Fittingly, Post Apocalyptic Valentines marks a new chapter in the evolution of Kelly Haigh in more ways than one. For a start, where she toiled on Country Western Star alone, she had no reservations about calling in outside talent for Valentines, with local heroes (Carolyn Mark, Paul Rigby) and out-of-town players helping flesh out the songs. That’s led to some magical connections.
“ ‘Looking Glass’ is one of my favourite songs on the record—it’s by this lady, June Webb, who’s old-school,” Haigh gushes. “She was friends with Hank Williams and Marty Robbins and all those guys. She kind of disappeared for a while, but my friend Jimmy Roy played one of her songs for me on YouTube. I was like, ‘Oh my God, who’s this?’ So I recorded her song, found her on the Internet, and sent it to her. She still writes and
records, and she was so pleased, and now we correspond. It’s so amazing to be sending emails back and forth with someone like that.”
Country Western Star was released just as a long-term relationship was crumbling. Haigh acknowledges there’s a positive feel to many of Post Apocalyptic Valentines’ numbers, and says there’s a lightness to her that wasn’t there during her first tentative steps into the music business. Big changes have included living by herself for the first time ever.
“I’m in my first real apartment by myself, and it’s like a playground,” she says. “It’s all lots of chips and salsa by Fresh Is Best—there’s onions, tomatoes, and cilantro in there, so to me it’s like having a salad. I’m in my own magicland.”
More importantly, Haigh is in love, and that’s coloured the way that she looks at the world—a world that no longer makes her want to puke. Literally.

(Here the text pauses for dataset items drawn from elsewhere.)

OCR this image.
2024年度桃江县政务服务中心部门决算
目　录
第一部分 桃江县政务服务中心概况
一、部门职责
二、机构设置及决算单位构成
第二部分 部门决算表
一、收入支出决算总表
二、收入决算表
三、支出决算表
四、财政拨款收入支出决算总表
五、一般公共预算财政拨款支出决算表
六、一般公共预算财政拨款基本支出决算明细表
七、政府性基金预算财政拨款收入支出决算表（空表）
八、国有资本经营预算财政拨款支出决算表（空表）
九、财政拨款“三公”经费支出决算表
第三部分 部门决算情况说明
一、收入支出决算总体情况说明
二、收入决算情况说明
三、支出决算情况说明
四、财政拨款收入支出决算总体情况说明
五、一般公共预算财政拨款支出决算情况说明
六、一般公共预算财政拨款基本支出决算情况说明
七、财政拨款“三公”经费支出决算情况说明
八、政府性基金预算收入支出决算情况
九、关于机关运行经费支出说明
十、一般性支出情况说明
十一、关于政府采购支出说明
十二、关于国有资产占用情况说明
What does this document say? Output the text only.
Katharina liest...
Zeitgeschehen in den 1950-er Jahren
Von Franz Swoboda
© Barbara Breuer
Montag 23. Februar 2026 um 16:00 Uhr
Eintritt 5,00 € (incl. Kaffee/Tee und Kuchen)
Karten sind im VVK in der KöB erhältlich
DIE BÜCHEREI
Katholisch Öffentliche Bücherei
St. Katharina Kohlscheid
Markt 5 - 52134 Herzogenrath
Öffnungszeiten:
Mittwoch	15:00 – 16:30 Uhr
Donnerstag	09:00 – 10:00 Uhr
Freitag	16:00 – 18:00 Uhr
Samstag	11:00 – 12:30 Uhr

“I felt a lot happier singing these songs,” she confesses brightly. “I wasn’t brokenhearted or upset—instead, I was hopeful of what the future might hold. I was adamant that I would never date again, so it wasn’t like I was hoping to find true love. My guy, Don Clark, is really cute, and plays music, so he knows all the Buck Owens songs, so we can sing together. And he doesn’t care if I eat chips for dinner. So, anyhow, I ended up getting excited about true love, and about people. I love music, and I love cutting hair, and I love painting. I’m just excited about everything.” -
Kelly Haigh plays the Revel Room on Sundays with the all-star roots group the Do-Rites.